The line of Upper Lorraine dukes became extinct upon the death of Theodoric's grandson Duke Frederick III in 1033; whereafter his cousin Gothelo, son and heir of Duke Godfrey II of Lower Lorraine II could unite both duchies in his hands. After his death in 1044, however, King Henry III enfeoffed Lower Lorraine to his younger son Gothelo II and the elder, Godfrey III the Bearded, could only succeed in Upper Lorraine. When Gothelo II died two years later, Godfrey III claimed his rights but found Henry III unwilling to re-unite both duchies. He openly rebelled, campaigned the Lower Lorraine lands and was finally declared deposed by the emperor. Thereafter, Upper Lorraine was lost and passed to Count Adalbert of Metz, a son of late Theodoric's daughter Gisela, and his descendants of the Ardennes-Metz dynasty, ancestors of the later House of Lorraine.

Godfrey III could again strengthen his position, when in 1054 he married Beatrice, a sister of the later Upper Lorraine duke Frederick III, and ruled as Margrave of Tuscany from 1056. He reconciled with the emperor and in 1065 regained the Duchy of Lower Lorraine from the hands of King Henry IV.

However, the line of Lower Lorraine dukes became extinct upon the assassination of his son Duke Godfrey IV the Hunchback in 1076. Though he had designated his nephew Godfrey of Bouillon, son of his sister Ida his successor, his estates were seized by Emperor Henry IV in favour of his son Conrad. Not until 1088, Godfrey of Bouillon was appointed Lower Lorraine regent.

== Possessions and titles ==
The County of Verdun was given to Godfrey by Emperor Otto I between 944 and 951, and was held by several dynasty members over the following four generations.

The Duchies of Upper and Lower Lorraine were the result of the division of the old kingdom, later duchy of Lotharingia in 959. Following the death of the childless Duke Otto in 1012, Godfrey ΙΙ the Childless was granted the Duchy of Lower Lorraine.
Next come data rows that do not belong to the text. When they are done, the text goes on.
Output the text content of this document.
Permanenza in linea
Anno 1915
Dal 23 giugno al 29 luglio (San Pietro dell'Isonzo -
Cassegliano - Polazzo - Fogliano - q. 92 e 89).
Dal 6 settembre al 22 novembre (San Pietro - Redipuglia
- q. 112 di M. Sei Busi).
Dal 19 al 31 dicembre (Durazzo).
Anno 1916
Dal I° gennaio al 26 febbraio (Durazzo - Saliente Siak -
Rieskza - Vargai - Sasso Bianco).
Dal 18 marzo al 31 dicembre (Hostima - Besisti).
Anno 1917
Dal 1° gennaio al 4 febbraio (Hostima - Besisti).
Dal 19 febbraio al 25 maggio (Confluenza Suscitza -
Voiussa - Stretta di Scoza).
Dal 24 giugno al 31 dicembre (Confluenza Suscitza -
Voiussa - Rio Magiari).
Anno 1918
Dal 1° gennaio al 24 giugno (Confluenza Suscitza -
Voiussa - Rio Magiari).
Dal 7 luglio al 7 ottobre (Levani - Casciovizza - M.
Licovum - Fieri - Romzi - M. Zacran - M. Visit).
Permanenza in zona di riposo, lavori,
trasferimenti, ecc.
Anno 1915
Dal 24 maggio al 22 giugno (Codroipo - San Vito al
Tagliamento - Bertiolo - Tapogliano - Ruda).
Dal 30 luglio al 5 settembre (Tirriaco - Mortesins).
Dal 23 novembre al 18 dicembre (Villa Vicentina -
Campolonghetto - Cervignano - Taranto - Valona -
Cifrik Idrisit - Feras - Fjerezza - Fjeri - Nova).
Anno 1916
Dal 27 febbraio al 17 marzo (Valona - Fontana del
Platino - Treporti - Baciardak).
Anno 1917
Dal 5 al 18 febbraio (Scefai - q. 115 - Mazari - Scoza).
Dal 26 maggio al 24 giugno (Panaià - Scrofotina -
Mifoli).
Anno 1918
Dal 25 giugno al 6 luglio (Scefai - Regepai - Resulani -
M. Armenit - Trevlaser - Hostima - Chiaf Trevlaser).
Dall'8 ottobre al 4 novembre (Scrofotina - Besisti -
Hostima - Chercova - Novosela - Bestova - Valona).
Godfrey was succeeded in 1023 by his brother Gozelo Ι, who also became Duke of Upper Lorraine in 1033. Both duchies were in the control of the dynasty until 1046, when the rebellions of Godfrey ΙΙΙ the Bearded led to the loss of both titles. Godfrey was finally restored to Lower Lorraine in 1065, and passed this on to his son, Godfrey the Hunchback. The Crusader Godfrey of Bouillon was a nephew of Godfrey IV the Hunchback, and the last of the dynasty to hold the Duchy.

The Castle of Bouillon is first mentioned in 988 in a letter to Godfrey Ι the Captive from his brother Adalberon, Archbishop of Reims. It is believed that this castle, and the estate connected, was an original patrimony of the dynasty. Bouillon was one of the central points of the dynasty's power, and was in their possession until it was sold by Godfrey of Bouillon to cover expenses for the First Crusade.